Greece faces a financing gap of 14 billion euros in each of the next two years, a delegation from the so-called troika of the European Commission, European Central Bank and International Monetary Fund has found, according to Spiegel magazine today. That compares with a previous estimate of 11.5 billion euros a year, Spiegel said, without saying where it got the information.
The sovereign-debt crisis mustn't become a "bottomless pit" for Germany, even though Europe's biggest economy would pay the highest price in a breakup of the euro region, Schaeuble said.

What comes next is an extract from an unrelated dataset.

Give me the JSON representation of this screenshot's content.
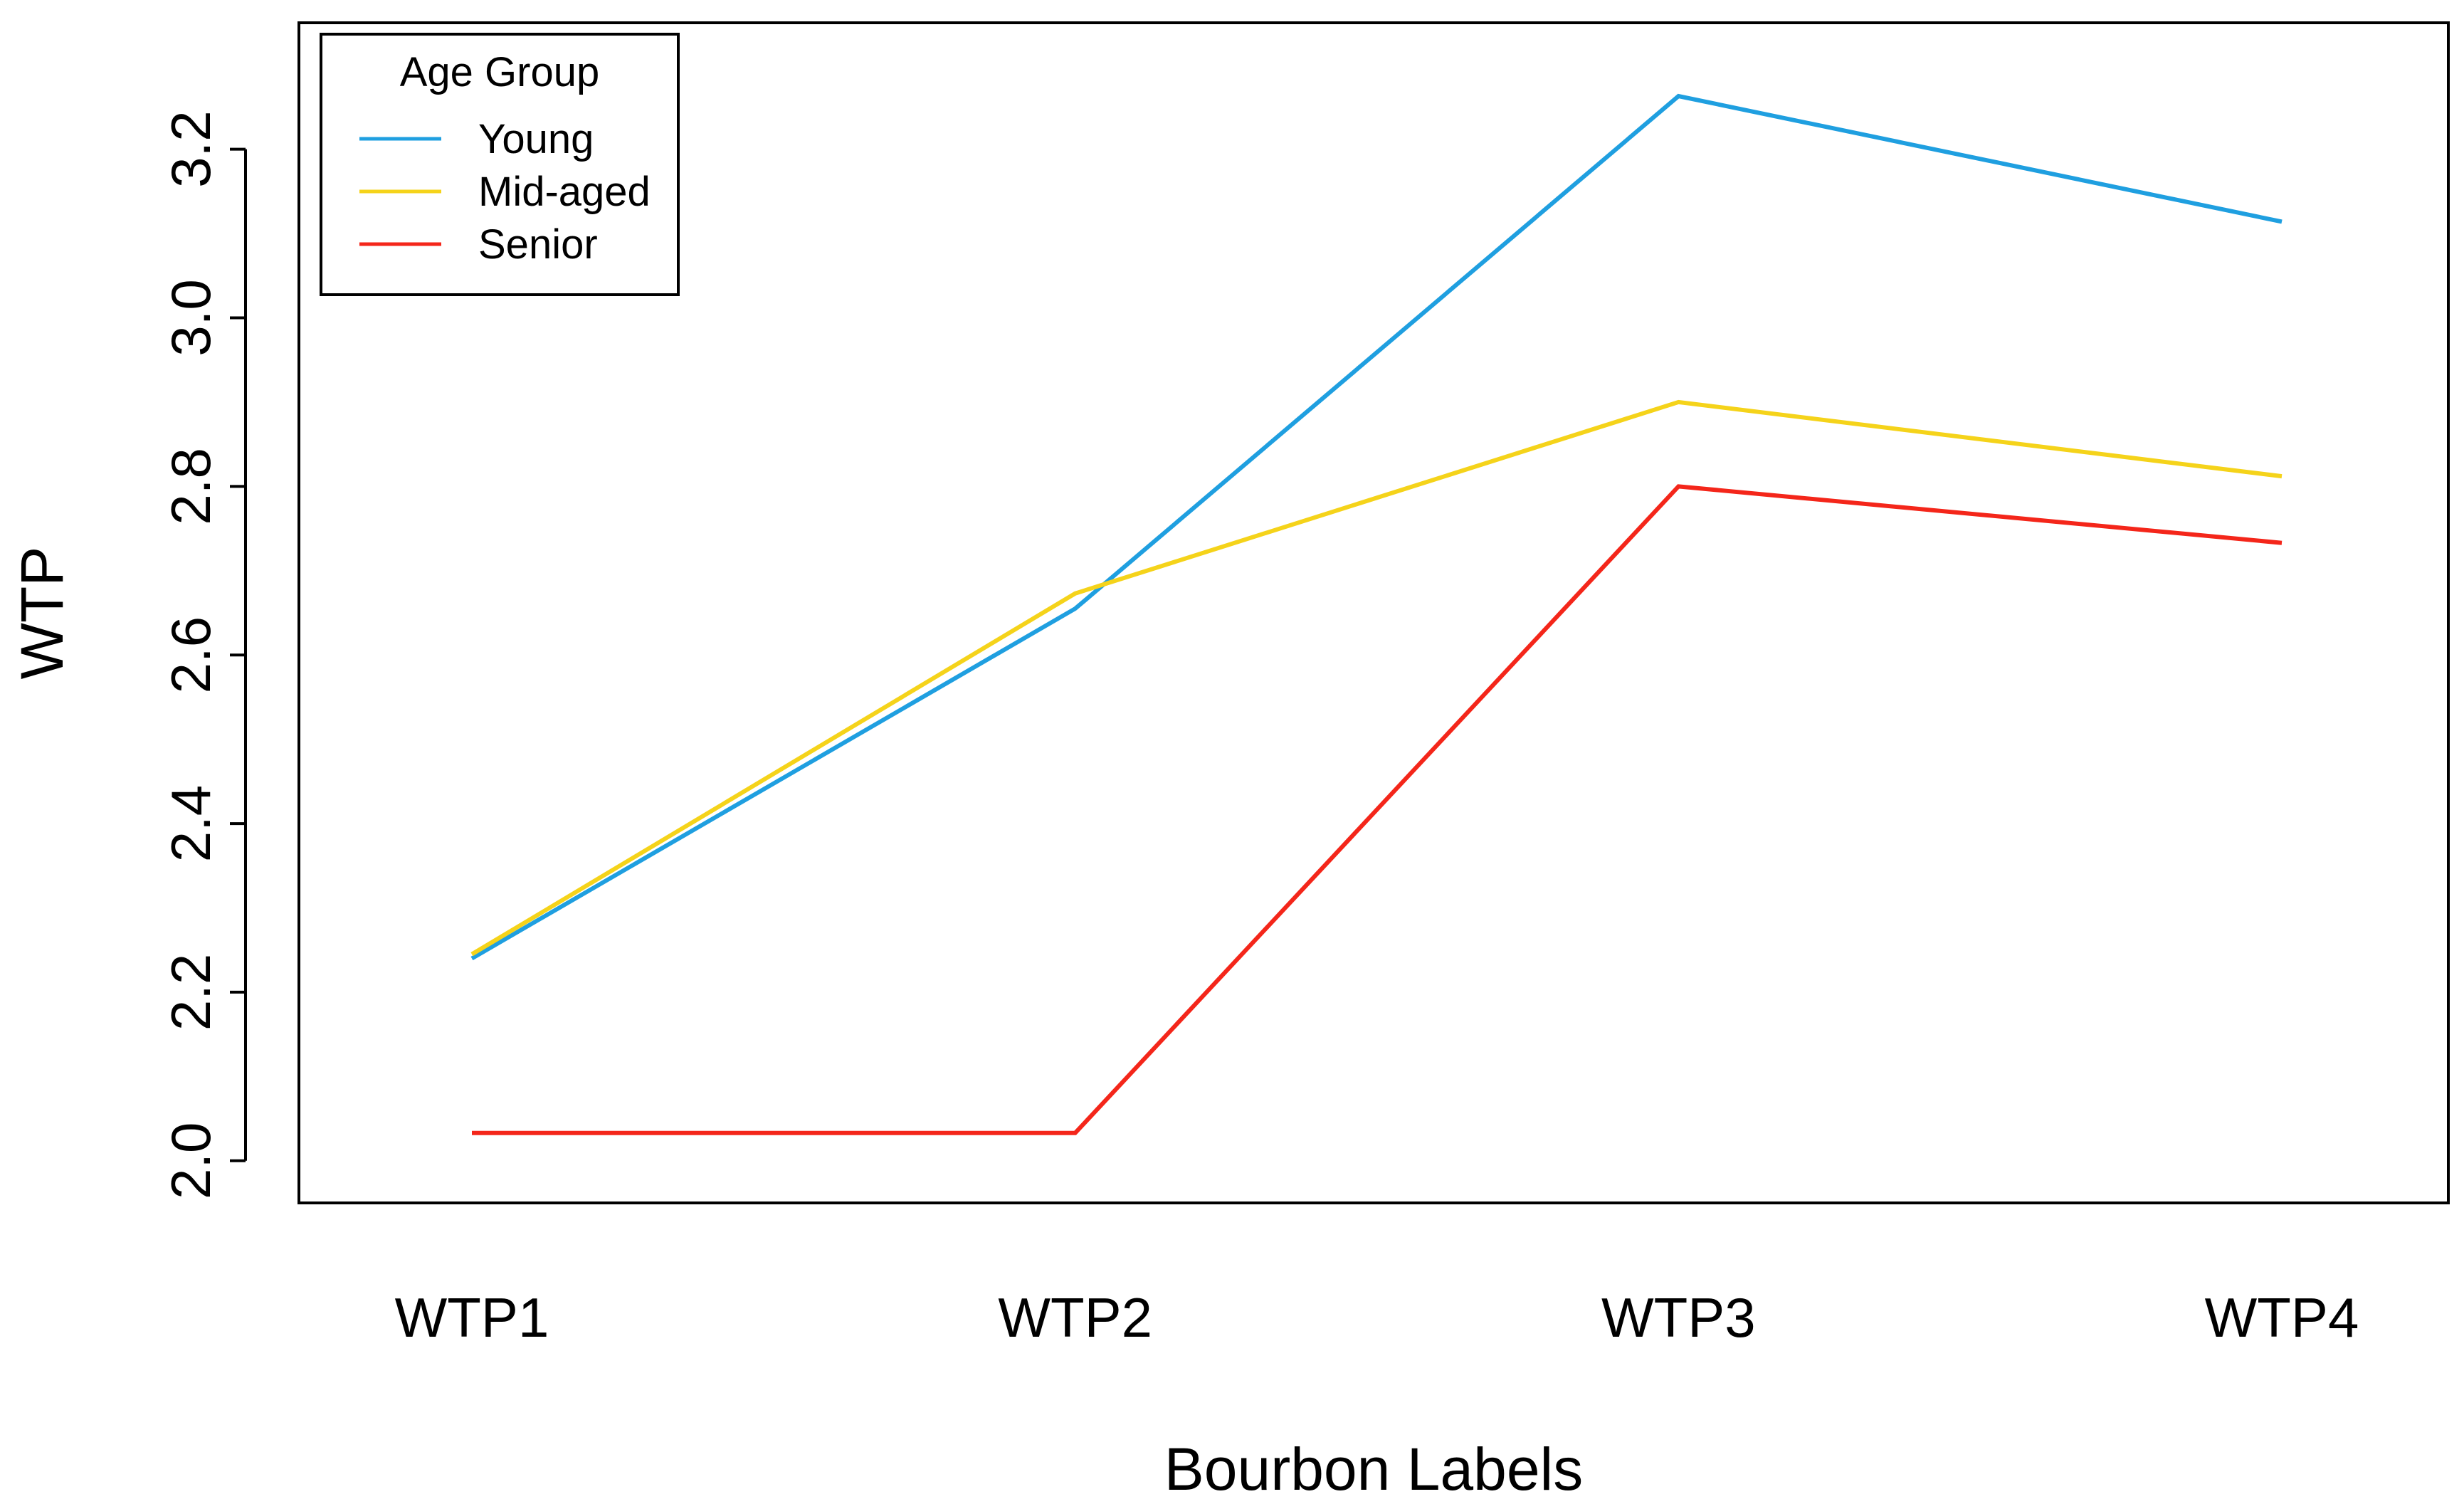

Greek Prime Minister Antonis Samaras wants the country's fiscal adjustment program to be extended by two years to the end of 2016.
German Finance Minister Wolfgang Schaeuble ruled out another aid program for Greece even though the country is in a "very difficult situation" with a shrinking economy.
"It can't be helped - we can't make yet another new program," Schaeuble told visitors today at his ministry's open day in Berlin. "There are limits."
Bailout money was used to fund Government spending, whilst austerity has served only to shrink economies and increase the relative size of the debt. Since 2010 the Greek government's external debt has increased from 118% of GDP to 150% in 2012. The economy has shrunk by 15% since the start of 2010 and unemployment has reached 19%.
The number of Greeks out of work has risen to a new high, with more than one million people unemployed, especially the young, official data shows.
The latest data, published on Thursday, showed that the country's jobless rate climbed to 23.1 per cent in May from 22.6 per cent in April.
Almost 55 per cent of Greeks aged 15-24 are out of work, a desperate situation that fed into the popularity of anti-bailout parties in Greek elections this year.
The government announced plans to revive a labour reserve measure targeting 40,000 public servants for eventual dismissal, in a drive to achieve 11.5bn euros in savings promised to international lenders.
Government officials citing this scheme said Athens intends to shed tens of thousands of temporary contract workers by streamlining its needs across ministries and state entities.
Unemployment in Greece is already more than twice the average rate in the 17 countries sharing the euro and nearly as bad as in Spain where the jobless rate registered 24.6 per cent in the second quarter.